Court Opinion

ID: 8271389
Source: CourtListenerOpinion
Date Created: 2022-10-16 19:33:33.323554+00
Date Added: 2024-06-11T16:43:31.872461
License: Public Domain

The opinion of the court was delivered by
Garrison, J.
This was an action in contract for the pur-
chase of six thousand lamps. The substantial dispute is over the existence of the contract. The testimony admitted upon this issue was partly documentary and partly oral, consisting of certain letters and the conversations in pursuance of which *280such letters had been written. The oral testimony tended to show that, at the request of the defendant, certain of the letters were written for a purpose other than that which appeared upon their face, and that they had no bearing upon the making of the contract. This testimony was properly admitted and was competent for this purpose. The prevailing opinion delivered in this court in the case of Wharton v. Christie, 24 Vroom 607, turned upon a question of fact, and does not militate against the correctness of the rule of evidence stated by Mr. Justice Van Syckel in his dissenting opinion. As I understand the rule of law, if two parties have entered into a contract and one of them afterwards requests the other to address to him letters that are capable of the construction that such contract has not been made, the conversation that induced the writing of such letters is admissible proof upon the question of the existence of the contract. In such case the meaning of the words employed in the writings is a court question, but the purpose with which the writings came into existence is for the jury. The object of the oral testimony is not to alter, vary or contradict the legal import of the writing, but to show that the writing itself was not what, on its face, it seemed to be. If this exposition is correct, there was error in the trial below. The learned judge who presided placed upon some of the letters that had passed between the parties a meaning that was inconsistent with the plaintiffs claim and nonsuited his action. In doing so he necessarily ignored the oral testimony of the plaintiff, to the effect that these letters were written after the contract had been made and for an alien purpose suggested by the defendant.’ It was not within the competence of the judge to weigh this testimony, and the effect of ignoring it at the trial is to substantiate it upon error. Assuming even the possibility of the truth of the discarded testimony, the plaintiff’s claim has not been correctly disposed of.

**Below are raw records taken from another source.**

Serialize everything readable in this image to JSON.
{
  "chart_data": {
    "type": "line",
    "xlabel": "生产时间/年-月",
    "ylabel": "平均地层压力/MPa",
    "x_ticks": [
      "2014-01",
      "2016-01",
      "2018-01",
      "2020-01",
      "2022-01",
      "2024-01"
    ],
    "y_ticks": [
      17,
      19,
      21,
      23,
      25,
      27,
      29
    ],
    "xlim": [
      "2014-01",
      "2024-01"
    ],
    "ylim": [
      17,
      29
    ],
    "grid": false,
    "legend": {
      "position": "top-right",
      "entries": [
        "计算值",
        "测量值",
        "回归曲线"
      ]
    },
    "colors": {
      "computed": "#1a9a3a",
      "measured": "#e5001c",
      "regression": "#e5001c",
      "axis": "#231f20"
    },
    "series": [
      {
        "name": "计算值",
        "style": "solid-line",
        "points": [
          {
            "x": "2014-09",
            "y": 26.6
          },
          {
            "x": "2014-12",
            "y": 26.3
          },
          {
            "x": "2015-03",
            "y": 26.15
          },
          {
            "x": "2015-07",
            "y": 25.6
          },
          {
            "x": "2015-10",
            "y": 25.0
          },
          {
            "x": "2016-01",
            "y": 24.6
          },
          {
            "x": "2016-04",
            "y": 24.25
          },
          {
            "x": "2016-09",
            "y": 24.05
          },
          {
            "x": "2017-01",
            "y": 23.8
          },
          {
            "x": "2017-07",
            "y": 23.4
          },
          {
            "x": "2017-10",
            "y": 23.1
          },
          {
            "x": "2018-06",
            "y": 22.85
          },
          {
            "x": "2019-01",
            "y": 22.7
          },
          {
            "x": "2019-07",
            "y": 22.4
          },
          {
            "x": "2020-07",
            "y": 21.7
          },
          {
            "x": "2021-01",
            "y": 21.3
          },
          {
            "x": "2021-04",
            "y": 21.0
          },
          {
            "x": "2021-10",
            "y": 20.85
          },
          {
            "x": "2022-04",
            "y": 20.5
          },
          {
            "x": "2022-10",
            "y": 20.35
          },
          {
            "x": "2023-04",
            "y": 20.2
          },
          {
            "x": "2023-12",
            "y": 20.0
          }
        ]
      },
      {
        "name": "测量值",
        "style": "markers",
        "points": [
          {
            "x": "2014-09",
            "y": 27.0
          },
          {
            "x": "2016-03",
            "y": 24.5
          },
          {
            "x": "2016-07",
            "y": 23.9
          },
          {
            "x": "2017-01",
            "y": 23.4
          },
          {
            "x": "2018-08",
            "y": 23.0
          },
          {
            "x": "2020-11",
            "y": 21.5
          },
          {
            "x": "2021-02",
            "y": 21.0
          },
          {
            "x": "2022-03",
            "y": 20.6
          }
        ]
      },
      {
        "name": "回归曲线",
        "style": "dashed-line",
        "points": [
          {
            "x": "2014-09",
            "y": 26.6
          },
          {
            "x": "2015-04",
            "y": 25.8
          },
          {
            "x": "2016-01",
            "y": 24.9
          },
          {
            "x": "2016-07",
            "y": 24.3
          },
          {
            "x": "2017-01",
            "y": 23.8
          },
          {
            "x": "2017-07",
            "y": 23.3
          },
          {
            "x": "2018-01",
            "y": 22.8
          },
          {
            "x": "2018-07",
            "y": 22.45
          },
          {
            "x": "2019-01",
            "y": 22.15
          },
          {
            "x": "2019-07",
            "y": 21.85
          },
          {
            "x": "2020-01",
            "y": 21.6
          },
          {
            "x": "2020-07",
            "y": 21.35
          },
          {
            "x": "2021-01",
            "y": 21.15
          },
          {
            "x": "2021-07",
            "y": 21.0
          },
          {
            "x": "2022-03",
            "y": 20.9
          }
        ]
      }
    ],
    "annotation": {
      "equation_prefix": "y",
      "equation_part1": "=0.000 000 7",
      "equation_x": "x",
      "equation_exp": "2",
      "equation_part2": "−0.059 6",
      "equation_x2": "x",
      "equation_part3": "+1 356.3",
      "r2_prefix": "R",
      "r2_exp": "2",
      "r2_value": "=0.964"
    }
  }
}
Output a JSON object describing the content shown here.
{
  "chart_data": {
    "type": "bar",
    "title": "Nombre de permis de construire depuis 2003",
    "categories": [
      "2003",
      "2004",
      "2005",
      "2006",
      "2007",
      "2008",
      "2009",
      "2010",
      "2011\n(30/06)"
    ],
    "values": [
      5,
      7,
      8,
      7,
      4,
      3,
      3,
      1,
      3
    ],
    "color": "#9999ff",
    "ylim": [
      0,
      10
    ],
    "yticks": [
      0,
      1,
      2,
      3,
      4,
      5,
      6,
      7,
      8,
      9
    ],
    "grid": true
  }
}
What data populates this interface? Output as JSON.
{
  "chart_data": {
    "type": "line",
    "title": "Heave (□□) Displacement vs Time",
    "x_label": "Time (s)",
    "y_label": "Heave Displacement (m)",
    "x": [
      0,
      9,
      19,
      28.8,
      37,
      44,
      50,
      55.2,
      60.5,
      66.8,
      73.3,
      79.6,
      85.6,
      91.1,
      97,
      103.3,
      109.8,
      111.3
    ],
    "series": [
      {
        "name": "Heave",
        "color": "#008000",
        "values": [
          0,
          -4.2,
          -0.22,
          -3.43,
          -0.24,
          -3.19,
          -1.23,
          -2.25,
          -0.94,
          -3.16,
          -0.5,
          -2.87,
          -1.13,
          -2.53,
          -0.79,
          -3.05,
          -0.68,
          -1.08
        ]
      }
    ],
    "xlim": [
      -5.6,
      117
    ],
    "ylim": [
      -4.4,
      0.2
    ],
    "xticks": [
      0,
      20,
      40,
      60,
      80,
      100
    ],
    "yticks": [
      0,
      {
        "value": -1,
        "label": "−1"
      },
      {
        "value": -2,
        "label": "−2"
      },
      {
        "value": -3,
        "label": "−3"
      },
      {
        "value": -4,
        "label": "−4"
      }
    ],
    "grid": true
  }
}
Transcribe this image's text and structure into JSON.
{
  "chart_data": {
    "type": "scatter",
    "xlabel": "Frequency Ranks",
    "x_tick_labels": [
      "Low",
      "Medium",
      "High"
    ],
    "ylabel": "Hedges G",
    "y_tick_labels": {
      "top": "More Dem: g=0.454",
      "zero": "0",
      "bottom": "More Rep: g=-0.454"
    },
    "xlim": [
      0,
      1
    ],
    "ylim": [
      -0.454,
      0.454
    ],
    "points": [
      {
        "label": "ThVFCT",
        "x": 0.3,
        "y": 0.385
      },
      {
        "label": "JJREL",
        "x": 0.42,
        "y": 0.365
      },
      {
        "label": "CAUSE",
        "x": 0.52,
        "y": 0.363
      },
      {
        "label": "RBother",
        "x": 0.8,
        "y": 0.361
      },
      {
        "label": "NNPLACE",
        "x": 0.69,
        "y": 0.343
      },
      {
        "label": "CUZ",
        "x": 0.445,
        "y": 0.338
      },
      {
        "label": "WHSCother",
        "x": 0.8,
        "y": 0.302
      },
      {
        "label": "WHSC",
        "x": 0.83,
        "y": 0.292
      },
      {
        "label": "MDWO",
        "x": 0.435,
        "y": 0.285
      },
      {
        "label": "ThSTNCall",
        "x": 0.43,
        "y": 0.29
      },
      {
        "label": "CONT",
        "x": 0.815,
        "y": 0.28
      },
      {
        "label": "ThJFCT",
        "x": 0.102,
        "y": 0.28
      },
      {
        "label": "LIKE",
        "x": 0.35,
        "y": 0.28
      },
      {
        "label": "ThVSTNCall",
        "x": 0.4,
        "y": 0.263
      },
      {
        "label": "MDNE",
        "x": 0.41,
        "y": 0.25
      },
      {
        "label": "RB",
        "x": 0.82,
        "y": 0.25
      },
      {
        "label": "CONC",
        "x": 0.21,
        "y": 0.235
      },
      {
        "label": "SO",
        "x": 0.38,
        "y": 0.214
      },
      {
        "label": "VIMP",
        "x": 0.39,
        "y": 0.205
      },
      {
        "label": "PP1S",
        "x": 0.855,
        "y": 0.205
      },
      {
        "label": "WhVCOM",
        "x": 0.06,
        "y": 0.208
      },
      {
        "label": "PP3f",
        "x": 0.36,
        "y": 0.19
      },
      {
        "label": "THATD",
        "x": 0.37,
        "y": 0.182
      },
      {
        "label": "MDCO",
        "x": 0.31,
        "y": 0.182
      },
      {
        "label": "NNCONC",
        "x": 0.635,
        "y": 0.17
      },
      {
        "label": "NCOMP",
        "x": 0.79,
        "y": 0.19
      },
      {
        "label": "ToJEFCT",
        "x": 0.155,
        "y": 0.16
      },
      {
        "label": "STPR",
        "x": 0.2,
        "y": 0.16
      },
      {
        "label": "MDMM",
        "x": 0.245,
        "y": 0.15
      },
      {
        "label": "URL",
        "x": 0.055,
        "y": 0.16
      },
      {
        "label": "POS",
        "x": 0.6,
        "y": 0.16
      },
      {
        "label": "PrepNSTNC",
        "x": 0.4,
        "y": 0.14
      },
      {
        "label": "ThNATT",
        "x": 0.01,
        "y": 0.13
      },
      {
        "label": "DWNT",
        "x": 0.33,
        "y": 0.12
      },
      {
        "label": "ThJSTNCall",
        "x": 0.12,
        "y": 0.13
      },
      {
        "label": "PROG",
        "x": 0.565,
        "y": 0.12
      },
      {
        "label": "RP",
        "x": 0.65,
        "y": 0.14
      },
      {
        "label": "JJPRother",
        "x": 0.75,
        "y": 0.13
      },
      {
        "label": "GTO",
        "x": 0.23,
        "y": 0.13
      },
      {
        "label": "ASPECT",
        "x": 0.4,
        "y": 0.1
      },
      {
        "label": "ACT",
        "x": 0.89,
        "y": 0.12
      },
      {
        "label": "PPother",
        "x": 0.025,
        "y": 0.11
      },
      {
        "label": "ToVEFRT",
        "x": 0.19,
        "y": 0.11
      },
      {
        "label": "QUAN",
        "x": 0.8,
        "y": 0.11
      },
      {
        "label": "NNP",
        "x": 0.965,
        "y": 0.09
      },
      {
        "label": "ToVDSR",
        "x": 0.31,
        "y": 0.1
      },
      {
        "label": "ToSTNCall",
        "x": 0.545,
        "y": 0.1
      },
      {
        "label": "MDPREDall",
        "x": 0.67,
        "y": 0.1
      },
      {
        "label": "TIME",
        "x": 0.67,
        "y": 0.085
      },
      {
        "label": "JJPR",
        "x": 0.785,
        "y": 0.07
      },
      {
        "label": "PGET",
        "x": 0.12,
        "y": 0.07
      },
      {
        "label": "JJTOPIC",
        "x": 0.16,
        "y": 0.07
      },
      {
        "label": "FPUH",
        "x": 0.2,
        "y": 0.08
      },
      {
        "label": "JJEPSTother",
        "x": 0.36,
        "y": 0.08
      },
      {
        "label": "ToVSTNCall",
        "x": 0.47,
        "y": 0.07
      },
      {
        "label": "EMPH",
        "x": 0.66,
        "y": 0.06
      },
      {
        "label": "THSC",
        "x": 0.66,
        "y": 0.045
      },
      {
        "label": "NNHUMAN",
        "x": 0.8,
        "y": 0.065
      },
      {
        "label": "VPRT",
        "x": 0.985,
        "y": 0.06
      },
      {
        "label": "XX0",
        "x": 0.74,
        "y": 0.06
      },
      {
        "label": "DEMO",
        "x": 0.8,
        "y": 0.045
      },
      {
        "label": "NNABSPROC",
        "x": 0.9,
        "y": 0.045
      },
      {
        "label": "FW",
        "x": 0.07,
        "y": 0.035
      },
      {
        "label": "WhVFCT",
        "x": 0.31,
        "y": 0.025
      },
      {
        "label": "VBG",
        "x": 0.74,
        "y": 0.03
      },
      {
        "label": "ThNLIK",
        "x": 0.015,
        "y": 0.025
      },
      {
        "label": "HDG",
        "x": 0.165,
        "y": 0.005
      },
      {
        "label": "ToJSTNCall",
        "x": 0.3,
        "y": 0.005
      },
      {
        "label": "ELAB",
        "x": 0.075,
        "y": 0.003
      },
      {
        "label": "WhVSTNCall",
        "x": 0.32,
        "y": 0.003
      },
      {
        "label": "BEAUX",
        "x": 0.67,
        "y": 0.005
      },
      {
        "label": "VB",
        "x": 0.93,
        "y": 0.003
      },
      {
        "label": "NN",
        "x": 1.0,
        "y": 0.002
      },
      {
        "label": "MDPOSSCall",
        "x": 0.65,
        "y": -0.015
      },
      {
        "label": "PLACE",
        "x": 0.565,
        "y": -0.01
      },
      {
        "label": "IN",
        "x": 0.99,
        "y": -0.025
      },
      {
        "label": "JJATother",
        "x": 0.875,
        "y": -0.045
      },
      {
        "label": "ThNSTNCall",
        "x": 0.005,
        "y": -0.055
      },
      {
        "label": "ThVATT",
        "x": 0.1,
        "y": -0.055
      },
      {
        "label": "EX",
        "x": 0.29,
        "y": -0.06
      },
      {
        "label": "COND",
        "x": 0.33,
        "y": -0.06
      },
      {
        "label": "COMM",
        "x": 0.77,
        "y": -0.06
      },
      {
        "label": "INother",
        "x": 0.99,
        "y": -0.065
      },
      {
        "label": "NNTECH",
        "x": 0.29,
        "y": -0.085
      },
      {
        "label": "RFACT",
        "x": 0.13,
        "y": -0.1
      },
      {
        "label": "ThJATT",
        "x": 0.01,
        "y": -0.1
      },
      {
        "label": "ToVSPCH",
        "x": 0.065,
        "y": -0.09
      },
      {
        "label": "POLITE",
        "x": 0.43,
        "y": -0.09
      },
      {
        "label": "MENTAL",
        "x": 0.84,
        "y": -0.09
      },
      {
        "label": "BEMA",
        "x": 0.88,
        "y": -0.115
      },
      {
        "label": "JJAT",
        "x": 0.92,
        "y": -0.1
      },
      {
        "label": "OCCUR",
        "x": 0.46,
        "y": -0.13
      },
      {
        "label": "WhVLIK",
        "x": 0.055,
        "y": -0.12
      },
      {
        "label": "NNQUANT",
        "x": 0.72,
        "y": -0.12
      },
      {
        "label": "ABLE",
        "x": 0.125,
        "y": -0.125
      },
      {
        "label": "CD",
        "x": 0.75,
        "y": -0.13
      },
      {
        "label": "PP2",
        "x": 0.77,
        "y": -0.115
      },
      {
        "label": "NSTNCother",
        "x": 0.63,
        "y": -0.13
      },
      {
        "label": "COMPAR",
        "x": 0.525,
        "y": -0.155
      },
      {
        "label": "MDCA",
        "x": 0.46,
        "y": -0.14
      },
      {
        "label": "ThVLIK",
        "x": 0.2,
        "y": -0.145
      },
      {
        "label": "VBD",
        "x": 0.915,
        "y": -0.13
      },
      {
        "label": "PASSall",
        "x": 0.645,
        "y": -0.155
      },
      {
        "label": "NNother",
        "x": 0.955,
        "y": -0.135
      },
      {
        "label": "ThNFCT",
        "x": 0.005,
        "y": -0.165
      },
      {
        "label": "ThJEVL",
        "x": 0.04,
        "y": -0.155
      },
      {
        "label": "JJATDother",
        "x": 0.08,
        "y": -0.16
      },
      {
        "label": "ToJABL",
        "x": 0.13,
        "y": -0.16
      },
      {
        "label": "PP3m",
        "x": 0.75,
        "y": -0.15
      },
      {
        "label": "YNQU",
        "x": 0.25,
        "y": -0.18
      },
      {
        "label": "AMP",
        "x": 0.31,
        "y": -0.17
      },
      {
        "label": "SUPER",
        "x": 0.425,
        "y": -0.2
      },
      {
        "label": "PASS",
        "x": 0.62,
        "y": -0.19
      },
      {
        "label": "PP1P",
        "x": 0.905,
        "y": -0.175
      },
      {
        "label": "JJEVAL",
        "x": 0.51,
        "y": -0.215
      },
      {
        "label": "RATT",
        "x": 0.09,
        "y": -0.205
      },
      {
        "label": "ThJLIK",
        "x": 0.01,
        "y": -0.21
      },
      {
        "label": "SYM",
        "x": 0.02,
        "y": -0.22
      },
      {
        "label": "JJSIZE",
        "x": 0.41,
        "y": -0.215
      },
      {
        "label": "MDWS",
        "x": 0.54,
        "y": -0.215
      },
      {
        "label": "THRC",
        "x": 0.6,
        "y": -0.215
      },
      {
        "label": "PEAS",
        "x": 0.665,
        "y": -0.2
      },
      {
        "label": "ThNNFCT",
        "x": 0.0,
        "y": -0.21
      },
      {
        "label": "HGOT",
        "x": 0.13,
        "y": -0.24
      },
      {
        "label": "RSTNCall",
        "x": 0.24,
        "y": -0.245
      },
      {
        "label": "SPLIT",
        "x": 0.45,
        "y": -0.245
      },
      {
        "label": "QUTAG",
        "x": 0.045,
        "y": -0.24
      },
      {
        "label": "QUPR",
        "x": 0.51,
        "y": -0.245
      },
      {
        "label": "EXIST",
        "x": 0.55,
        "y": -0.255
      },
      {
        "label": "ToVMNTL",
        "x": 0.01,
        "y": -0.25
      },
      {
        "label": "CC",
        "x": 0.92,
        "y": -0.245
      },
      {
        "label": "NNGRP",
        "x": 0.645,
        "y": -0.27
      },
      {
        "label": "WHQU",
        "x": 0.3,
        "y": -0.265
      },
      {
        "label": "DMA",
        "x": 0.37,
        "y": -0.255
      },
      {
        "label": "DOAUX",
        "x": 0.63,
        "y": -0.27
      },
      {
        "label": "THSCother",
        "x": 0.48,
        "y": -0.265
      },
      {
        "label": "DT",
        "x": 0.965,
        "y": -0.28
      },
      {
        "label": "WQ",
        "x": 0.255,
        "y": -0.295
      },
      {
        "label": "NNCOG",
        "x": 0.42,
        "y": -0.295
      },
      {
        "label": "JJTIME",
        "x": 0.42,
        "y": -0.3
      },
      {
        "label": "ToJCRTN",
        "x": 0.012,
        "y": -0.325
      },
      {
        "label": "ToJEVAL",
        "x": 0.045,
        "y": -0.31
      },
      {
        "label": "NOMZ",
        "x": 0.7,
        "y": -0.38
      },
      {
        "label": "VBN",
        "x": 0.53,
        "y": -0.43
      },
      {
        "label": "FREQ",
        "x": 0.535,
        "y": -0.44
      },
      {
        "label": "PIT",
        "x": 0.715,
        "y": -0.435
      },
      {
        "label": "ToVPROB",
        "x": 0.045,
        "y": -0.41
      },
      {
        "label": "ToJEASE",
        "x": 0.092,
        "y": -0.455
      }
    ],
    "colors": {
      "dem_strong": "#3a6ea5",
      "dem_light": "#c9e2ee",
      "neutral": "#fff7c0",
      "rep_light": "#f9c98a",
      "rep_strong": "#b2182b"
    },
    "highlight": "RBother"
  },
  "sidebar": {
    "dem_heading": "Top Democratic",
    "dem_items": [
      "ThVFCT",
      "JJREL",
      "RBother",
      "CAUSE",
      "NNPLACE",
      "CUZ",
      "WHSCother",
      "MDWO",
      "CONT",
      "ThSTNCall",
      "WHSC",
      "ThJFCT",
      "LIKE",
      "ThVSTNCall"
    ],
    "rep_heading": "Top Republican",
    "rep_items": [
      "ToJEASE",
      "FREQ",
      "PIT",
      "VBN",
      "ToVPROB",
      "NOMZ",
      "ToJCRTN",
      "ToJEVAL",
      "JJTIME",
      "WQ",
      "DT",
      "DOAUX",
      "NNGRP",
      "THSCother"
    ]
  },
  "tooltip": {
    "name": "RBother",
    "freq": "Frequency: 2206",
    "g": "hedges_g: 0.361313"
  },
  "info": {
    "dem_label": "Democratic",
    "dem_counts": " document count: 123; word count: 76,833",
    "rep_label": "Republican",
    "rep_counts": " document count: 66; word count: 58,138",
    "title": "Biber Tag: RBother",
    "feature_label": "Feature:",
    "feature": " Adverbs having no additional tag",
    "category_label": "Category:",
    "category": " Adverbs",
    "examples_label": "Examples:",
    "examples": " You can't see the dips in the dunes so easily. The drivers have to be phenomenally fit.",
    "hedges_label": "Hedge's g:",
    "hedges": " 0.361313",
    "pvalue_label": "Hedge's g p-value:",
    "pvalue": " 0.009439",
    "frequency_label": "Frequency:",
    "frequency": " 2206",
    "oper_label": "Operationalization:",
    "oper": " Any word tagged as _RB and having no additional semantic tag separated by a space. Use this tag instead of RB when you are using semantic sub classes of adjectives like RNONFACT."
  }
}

Whether the trial judge placed the proper construction upon the documentary proofs is not here for discussion, in view of the decision that has been reached.
*281The point made by counsel for the defendant in error, that Kotzenberger, the defendant’s general manager, had no authority to enter into a contract with the plaintiff on behalf of the defendant, has been considered. The testimony as to the authority of this agent was conflicting, but inasmuch as it would have supported a verdict to the effect that he had the requisite airthority, it would have been error for the court to have nonsuited upon this ground. It therefore furnishes no reason for sustaining the nonsuit that was ordered upon the ground that has been disposed of.
The judgment of nonsuit is reversed.
For affirmance — The Chancellor, Van Sycicel, Hendrickson, Adams, Voorhees. 5.
For reversal — The Chief Justice, Dixon, Garrison, Fort, Garretson, Pitney, Vredenburgh, Vroom. 8.